Contributed Photo / Bill Stamps
Contributed Photo / Bill Stamps

Hey, y'all. It's been awhile. My wife, Jana, and I have just returned from a six-month visit to Southern California. We'd been away for almost four years. It was good to see our furniture and clothes and Jana's shoes.

It sure is good to be back home. I told a friend of mine, Johnny Holden, that I'm never leaving again. Sometimes, no matter how smart or wise you think yourself to be, you hop over the fence and realize that the grass just isn't any greener. I'm home. Tennessee is where they'll plant me. Can I get an amen?

In the 1950s, when I was a little boy growing up out in the countryside of Middle Tennessee, I remember standing on the hill, out back of Widow Thompson's farm. The cool winds of fall were blowing. I closed my eyes and pointed my face to the sun. As chilly as it was that day, my face warmed up.

My grandmother's housekeeper, Elizabeth, told me that the Almighty was reaching his arms out to me and warming my soul. She said that sort of stuff all the time. All that I could think about were "the long arms of God." Elizabeth told me to always be on the lookout for signs from heaven.

There are countless clues to this life that God throws out there for us every day. You have to be present, clearheaded and keep an eye out for them. Some are more obvious than others.

They're hardly noticeable, if at all, to the untrained eyes of a city slicker. I think you probably have to have been raised in the South. Even better, a little ways out in the country, past the last row of urban lights and asphalt-covered streets.

Far enough out that the night sky is black and the sprays of a million stars are bright silver - the way the Almighty meant them to be seen. The way it was before the South started getting crowded.

Every year, in order to accommodate a growing population, they tear apart a few more farms and build, row after row, little, lookalike houses with postage-stamp-size yards.

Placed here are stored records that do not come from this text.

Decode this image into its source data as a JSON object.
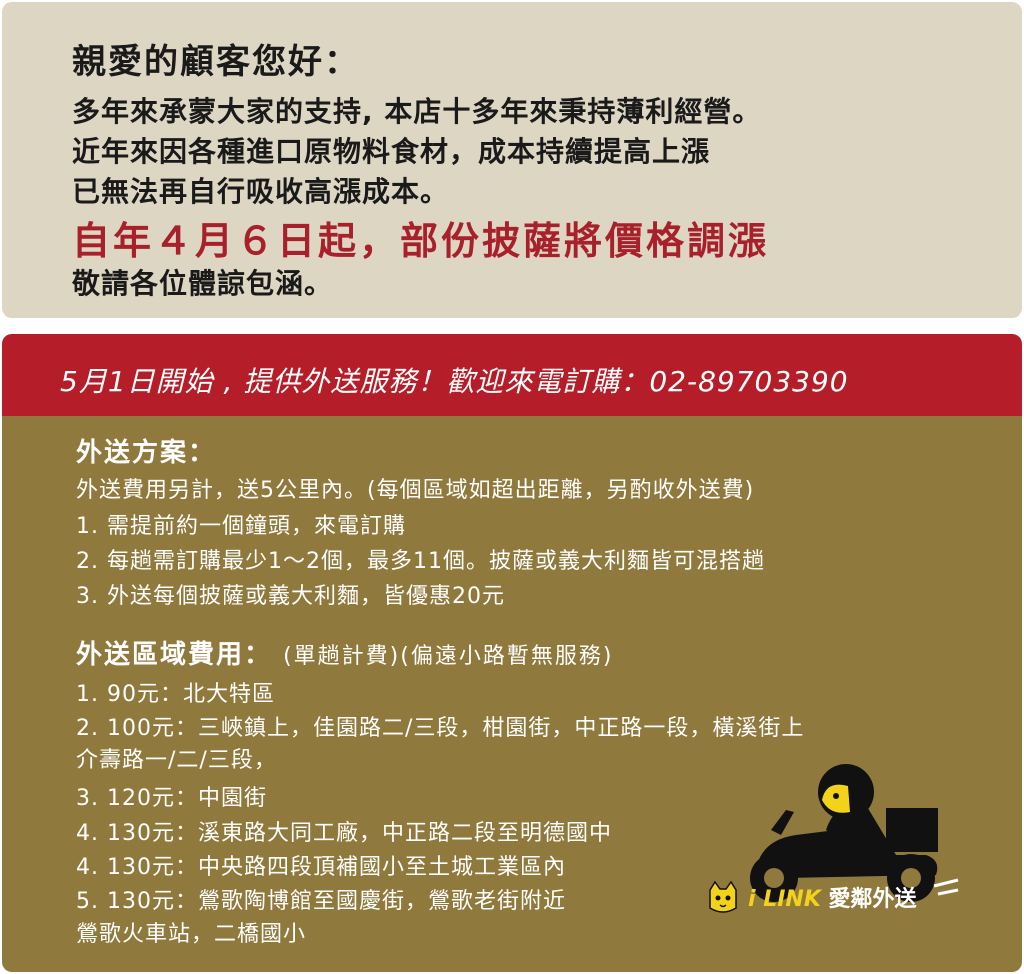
{
  "notice": {
    "greeting": "親愛的顧客您好：",
    "lines": [
      "多年來承蒙大家的支持, 本店十多年來秉持薄利經營。",
      "近年來因各種進口原物料食材，成本持續提高上漲",
      "已無法再自行吸收高漲成本。"
    ],
    "highlight": "自年４月６日起，部份披薩將價格調漲",
    "closing": "敬請各位體諒包涵。"
  },
  "banner": "5月1日開始 , 提供外送服務！歡迎來電訂購：02-89703390",
  "plan": {
    "title": "外送方案：",
    "items": [
      "外送費用另計，送5公里內。(每個區域如超出距離，另酌收外送費)",
      "1. 需提前約一個鐘頭，來電訂購",
      "2. 每趟需訂購最少1～2個，最多11個。披薩或義大利麵皆可混搭趟",
      "3. 外送每個披薩或義大利麵，皆優惠20元"
    ]
  },
  "fees": {
    "title": "外送區域費用：",
    "note": "(單趟計費)(偏遠小路暫無服務)",
    "items": [
      "1.    90元：北大特區",
      "2. 100元：三峽鎮上，佳園路二/三段，柑園街，中正路一段，橫溪街上",
      "             介壽路一/二/三段，",
      "3. 120元：中園街",
      "4. 130元：溪東路大同工廠，中正路二段至明德國中",
      "4. 130元：中央路四段頂補國小至土城工業區內",
      "5. 130元：鶯歌陶博館至國慶街，鶯歌老街附近",
      "             鶯歌火車站，二橋國小"
    ]
  },
  "brand": {
    "name": "i LINK",
    "sub": "愛鄰外送",
    "icons": [
      "cat-logo-icon",
      "delivery-scooter-icon"
    ]
  },
  "colors": {
    "notice_bg": "#ddd6c3",
    "red": "#b51e29",
    "brown": "#90793d",
    "highlight": "#a8202b"
  }
}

One by one, off-the-road farms, tucked behind shade trees, where mothers and fathers raised their families and worked their lands, are being parceled, plotted and paved to make way for ambitious developers' interpretations of structural progress. When they're done, there's no sign of what was there.

Gone, for the most part, are those big, old, leaning, bleached-out gray barns standing close to the road. The kind built with little more than handsaws, hammers and 30D nails pounded into creaking beams and poles. Patched up over the years and held together by generations of family pride and country muscle.

The rooftops were almost always heavy sheets of tin, eventually covered with strains of purplish blue and mosaic orange and crimson rust caused by the elements and time. When Father Time teams up with Mother Nature, the worn results can be almost poetically beautiful. Especially old barns.

If I had to pick a painting of a new barn or an old one, I'd go for the old one. More character. Vintage is in a class all its own. In some ways, I can relate to those old barns. Especially the ones that lean a little.

I love those old barns, where mama hens and their chicks sought shelter from the storms and cold weather. Where tobacco was hung every summer's end. Where cows were milked, and swallows and owls nested, hatched their babies and taught them to fly.

Progress has gobbled up a whole bunch of farms, so there are fewer and fewer barns and haylofts. These were the places where we used to swing way out on a thick, brown rope, let go and soft-land on open bales of golden hay.

Hay is one of my favorite smells of barnyard living. It ranks right up there with horse manes. One whiff of either and my mind races back to my Tennessee childhood and me standing in front of a barn.

I still have pictures in my head of an old abandoned barn that sat atop a slope on my grandmother's farm. In the summer, I'd walk out to it and wonder how much longer it was gonna be before it fell over. It was still standing in the '80s.

I'm not sure that there's any other kind of structure in America that symbolizes unity more than barns. It took a lot of men to build and raise those barns. Each one of them still standing is, in a way, a monument.

I guess I understand why some of us take great offense to other monuments, the ones for Confederate soldiers and generals. I get it. But many of those statues are part of our history, too. It's a touchy subject.

Why not erect a statue memorializing a black leader right next to the Confederate one, and we can all move on?

How about this? All barns, 50 years or older, should be declared state historical landmarks. All of us, white and black, should be able to agree on this idea. It's simple enough.

Let's save some of our mutual history while we can. Barns are reminders of our Southern roots. Built with determination and the cooperative strengths of black men and white men.

No doubt, they got some help from the "long arms of God."